Who else should be on the list?

Drop me a line with your contact info if you want the spreadsheet with all 78 banks.

~ Jeff

Note: I make no investment recommendations in my blog. Please do not claim to invest in any security based on what you read here. You should make your own decisions in that regard. FINRA makes people take a test to ensure they know what they are doing before recommending securities. I'm sure that strategy works well.


  1. Hi Jeff: could I please get a copy of the 78 stocks list ?
    It feels like the '90s again, re:the urge to merge in bank land.......
    and hope the Caps enjoy their summer w/ the Cup !
    I'm Rob at
    mucho gracias !

  2. Good afternoon,

    Would appreciate opportunity to review the 78 bank spreadsheet:

    Your post was mentioned on the Timyan twitter feed:

    "I must admit I tended to discount the smaller financial institutions because of their low trading volumes and inefficient valuations. Personal bias, I know. My apologies to Metro Phoenix Bank ($181 million in assets, 1.88%/11.83% ROA/ROE)."

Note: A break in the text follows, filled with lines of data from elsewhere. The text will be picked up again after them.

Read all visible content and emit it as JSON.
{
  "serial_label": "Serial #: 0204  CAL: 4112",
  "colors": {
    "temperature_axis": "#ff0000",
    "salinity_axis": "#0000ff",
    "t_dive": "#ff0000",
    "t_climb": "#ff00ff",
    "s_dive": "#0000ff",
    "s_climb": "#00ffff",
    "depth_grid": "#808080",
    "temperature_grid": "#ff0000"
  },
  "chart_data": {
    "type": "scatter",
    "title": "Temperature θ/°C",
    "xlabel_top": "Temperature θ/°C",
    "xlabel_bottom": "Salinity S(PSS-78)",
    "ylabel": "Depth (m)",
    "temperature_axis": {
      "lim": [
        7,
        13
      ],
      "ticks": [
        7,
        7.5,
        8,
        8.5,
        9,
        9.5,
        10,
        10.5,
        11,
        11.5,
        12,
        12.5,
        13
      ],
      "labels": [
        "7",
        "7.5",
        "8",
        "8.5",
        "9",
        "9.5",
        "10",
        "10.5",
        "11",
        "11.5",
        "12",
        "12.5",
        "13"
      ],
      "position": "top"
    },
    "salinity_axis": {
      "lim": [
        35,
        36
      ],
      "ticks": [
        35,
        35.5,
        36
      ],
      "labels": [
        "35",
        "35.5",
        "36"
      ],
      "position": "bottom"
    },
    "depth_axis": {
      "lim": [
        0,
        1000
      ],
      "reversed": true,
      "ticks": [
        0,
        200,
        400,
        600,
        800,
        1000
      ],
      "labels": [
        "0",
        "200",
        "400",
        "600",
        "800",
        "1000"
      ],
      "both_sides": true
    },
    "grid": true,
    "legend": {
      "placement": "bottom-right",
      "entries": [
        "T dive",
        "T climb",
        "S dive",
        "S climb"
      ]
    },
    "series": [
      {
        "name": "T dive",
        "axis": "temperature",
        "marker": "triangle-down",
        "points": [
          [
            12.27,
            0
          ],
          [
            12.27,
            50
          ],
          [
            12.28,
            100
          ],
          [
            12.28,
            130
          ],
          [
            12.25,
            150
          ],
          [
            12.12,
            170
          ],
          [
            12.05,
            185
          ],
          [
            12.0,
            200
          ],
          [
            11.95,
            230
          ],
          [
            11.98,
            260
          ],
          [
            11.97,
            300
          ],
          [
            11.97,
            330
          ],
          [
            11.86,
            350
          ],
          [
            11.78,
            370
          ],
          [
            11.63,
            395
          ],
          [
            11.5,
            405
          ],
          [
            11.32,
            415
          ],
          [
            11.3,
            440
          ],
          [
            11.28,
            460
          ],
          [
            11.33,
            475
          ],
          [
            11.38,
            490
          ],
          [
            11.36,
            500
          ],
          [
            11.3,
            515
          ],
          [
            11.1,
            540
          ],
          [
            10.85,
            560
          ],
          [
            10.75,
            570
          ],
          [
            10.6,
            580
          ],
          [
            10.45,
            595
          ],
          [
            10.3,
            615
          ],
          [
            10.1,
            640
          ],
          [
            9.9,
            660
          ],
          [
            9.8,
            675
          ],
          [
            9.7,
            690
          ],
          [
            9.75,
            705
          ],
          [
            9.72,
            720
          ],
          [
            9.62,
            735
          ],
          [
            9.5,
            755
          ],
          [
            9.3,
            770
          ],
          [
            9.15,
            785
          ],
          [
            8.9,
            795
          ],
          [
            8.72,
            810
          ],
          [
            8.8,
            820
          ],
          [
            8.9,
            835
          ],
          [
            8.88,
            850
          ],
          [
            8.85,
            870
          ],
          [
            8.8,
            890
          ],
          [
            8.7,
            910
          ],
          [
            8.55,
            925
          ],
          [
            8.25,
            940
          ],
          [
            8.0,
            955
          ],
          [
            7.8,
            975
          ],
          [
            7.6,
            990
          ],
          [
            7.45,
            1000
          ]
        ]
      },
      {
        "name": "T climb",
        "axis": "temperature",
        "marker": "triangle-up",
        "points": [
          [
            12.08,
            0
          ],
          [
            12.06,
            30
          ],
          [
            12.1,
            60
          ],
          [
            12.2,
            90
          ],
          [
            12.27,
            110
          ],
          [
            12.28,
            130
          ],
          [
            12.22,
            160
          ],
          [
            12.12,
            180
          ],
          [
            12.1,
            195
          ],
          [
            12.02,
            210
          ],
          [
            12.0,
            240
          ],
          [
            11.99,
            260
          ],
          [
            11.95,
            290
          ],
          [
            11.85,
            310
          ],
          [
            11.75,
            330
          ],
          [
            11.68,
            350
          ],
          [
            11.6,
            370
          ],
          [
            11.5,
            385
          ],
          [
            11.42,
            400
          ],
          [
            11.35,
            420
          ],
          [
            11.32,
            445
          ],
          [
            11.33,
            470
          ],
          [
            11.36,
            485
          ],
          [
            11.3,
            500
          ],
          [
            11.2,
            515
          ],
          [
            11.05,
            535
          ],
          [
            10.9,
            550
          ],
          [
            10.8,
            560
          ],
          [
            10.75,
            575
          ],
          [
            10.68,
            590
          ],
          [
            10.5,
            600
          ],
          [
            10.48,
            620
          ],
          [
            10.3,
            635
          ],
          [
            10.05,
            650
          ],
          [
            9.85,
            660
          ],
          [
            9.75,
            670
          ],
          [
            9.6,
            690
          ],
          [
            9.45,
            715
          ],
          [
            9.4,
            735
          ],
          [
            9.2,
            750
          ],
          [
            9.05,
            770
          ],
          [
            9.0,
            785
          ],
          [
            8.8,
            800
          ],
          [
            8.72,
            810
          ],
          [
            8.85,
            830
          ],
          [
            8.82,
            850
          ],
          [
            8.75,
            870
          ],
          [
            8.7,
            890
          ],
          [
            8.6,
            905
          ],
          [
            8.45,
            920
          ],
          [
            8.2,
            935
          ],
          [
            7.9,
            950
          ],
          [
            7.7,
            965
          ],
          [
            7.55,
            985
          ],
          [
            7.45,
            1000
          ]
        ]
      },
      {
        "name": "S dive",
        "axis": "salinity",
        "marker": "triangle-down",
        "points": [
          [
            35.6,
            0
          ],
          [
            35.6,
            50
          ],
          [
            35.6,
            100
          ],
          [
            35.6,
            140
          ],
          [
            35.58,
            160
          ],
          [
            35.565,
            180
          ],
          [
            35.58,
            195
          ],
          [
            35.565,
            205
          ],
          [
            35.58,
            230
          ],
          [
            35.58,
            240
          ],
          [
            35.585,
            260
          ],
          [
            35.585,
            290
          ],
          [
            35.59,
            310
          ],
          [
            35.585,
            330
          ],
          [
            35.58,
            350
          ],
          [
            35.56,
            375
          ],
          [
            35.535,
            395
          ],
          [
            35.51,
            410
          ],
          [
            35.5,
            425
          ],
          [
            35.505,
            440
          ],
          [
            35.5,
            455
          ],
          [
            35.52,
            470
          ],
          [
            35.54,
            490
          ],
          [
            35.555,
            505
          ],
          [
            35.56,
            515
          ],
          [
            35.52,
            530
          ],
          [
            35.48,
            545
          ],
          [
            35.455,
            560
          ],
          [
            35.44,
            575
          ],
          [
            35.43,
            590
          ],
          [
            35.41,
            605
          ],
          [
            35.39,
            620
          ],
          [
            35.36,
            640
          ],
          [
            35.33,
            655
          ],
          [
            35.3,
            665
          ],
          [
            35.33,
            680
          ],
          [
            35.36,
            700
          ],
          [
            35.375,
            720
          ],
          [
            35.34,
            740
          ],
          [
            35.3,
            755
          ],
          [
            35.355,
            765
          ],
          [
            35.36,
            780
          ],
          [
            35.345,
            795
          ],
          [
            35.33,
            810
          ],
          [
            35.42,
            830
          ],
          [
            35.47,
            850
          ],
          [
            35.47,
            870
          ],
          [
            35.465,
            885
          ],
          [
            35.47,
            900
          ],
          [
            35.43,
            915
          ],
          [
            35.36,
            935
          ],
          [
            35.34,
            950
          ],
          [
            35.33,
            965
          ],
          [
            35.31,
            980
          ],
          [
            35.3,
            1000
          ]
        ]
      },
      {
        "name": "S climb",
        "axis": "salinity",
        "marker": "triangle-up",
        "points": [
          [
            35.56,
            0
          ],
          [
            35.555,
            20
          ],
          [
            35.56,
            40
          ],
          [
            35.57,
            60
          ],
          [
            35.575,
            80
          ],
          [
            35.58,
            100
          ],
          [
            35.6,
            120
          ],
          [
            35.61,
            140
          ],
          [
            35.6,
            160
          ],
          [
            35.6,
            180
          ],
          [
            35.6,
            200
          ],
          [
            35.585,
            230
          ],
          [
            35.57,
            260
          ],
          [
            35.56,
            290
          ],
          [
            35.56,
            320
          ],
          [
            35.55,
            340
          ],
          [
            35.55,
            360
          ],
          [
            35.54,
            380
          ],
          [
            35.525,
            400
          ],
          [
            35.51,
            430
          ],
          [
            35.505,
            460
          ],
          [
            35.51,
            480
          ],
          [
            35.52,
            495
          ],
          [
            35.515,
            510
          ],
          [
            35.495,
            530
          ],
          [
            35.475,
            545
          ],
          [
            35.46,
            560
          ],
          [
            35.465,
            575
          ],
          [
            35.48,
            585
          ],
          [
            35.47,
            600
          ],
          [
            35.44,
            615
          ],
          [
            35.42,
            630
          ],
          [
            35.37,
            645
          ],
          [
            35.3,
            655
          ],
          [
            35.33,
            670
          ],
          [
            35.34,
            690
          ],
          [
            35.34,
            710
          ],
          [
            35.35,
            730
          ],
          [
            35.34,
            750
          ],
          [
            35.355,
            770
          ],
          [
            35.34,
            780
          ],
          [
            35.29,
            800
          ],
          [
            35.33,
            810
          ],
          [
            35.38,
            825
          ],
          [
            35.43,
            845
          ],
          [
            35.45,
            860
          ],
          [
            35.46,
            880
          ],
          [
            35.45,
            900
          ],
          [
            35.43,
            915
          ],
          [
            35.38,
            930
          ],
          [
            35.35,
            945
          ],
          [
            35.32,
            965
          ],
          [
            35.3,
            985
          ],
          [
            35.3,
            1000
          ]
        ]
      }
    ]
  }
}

    FSDK - listed as one of the top 5, yet traded less than 2K shares over past 9+ months

    MCB growth may be due to serving as depository behind virtual currency brokers. Believe there is also some Taxi Medallion risk.

    SBT heavy in mortgage recently went public (capitalizing on peak valuation?) and trading at about 2.5x tangible book. Branches scatter throughout the country - unsure whether befitting of what might be thought of as 'regional-organic' growth. Homestreet cutting back on its mortgage arm - will be interesting to see how SBT fares this quarter.

    IIBK is one have tended to avoid - significant family ownership.

    Would be interesting to ask Boenning & Scat for their definition of 'Superior Growth Prospects'. Yours indicated organic growth to which banks focused on 'roll-up' strategies were discounted (eliminated from consideration). Would be interesting to see a screen of growth-through-mergers culled for 'acquirers of choice'. Certainly, CARO would make the list (from the moment it went public) or SMBK which has been picking up steam in its TN,AL,FL footprint.

    If the full spreadsheet is also available (including those institutions which have grown through mergers/acquisitions), would be interested to review.

    Online lenders are tearing up the landscape and definition of growth.

    For example, if you listen to a Live Oak (LOK) conference call (or transcript on SeekingAlpha), will find they onboard/draw/manage over 1+ billion in deposits (MMDA) with just 6 employees. Not only that, but host their software through Amazon Web Services (AWS Cloud) at an expense of around $100K(?) per quarter where they had been spending $6M per year for data center.

    It isn't only the large institutions flocking to raise deposits nationally. For example, Riverview Bank (small family owned bank in Wisconsin) which put up their online "Incredible Bank" - drawing down 2B(?) in online MMDA deposits which they then lend out through businesses that sell RVs - providing financing.

    Live Oak (on the other hand) uses their deposits to make SBA loans targeting specific niches through online platform. Sporting insane growth & selling off portfolios of loans per quarter. Live Oak's SBA NPA rose last quarter to around 1.7%, yet those are backed by SBA such that their NPA is effectively less than 0.5%

    LOK may look appealing although they back a great many FinTech start-ups through their venture capital subsidiary potentially not terribly appealing to traditional bank investor.

    KBW published a research report last night on deposits ~ screening for banks are at greatest risk for earnings shortfalls due to climbing interest rates. That is, those banks with high loan-to-deposit ratios that may be facing severely compressed NIM.



    1. The "Balance" column is the only column where I didn't select institutions because they were small and low trading volumes. All of the other four columns were numbers based. No judgement other than to find the highest asset growth rate without acquisition.

      Each bank should be evaluated on its individual merits. But in terms of the criteria that Boenning used, there ya have it.

      I e-mailed you the list.

      Thank you for reading and your excellent comment.

      ~ Jeff

  3. can you send a copy to plz thank you!